We believe the structural factors that drove the extraordinary performance of logistics during the pandemic remain broadly in effect. E-commerce adoption continues to grow as consumption outpaces other parts of the economy and more traditional retailers expand their online operations. Disruptions to trade necessitate safety stocks, greater redundancy in logistics locations and near- and re-shoring of production. Migration patterns have boosted demand in secondary logistics locations. Each of these drivers support structurally higher logistics demand going forward.

Demand will increasingly favor modern logistics facilities that can accommodate increasingly sophisticated operations that rely on AI, robotic automation, electric vehicles and other technologies. Dependence on these technologies will hasten the obsolescence of most legacy logistics space, with the primary exception of increasingly rare well-located infill locations in major markets.

Near-term risks to the logistics sector may include short-term oversupply of space, rising vacancy rates and stalled rent growth. Construction starts have plummeted, presaging a period of relative undersupply in 2025 and 2026. As the current supply wave recedes, we expect vacancies to stabilize at levels supportive of above-trend rent growth. Moreover, embedded rent growth and 3%+ rent escalations will drive significant NOI upside as well.

Cap rates above 5% offer a compelling—but likely fleeting—entry point to the sector.
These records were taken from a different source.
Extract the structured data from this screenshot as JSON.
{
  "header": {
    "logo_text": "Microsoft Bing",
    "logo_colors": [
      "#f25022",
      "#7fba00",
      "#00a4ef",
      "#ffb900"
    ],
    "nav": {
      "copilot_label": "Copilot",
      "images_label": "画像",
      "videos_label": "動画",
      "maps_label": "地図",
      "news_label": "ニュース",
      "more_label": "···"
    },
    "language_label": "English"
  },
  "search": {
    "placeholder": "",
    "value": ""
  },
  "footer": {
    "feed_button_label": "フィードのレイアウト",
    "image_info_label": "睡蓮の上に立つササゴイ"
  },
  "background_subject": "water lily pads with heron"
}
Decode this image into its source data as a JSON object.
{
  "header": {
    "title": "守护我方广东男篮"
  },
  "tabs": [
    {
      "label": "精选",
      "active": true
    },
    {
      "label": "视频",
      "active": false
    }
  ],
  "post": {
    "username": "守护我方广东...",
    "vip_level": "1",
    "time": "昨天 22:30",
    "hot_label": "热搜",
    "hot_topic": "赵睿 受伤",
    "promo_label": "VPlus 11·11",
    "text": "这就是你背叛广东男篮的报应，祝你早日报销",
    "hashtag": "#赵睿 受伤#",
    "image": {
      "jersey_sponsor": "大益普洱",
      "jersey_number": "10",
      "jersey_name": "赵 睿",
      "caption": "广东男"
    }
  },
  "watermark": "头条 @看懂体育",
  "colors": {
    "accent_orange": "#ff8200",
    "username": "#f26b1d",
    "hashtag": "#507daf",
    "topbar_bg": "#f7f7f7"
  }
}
The moderation in interest rates and recovery in REIT prices suggest that logistics values are nearing a cyclical low. CBRE Investment Management’s outlook predicts 2024 vintage modern logistics investments will top all sectors, realizing total gross unlevered returns of 11.5% per year, driven by strong income growth and cap rate compression. Legacy logistics total returns, supported by significant rent upside, are forecast at 9.1%.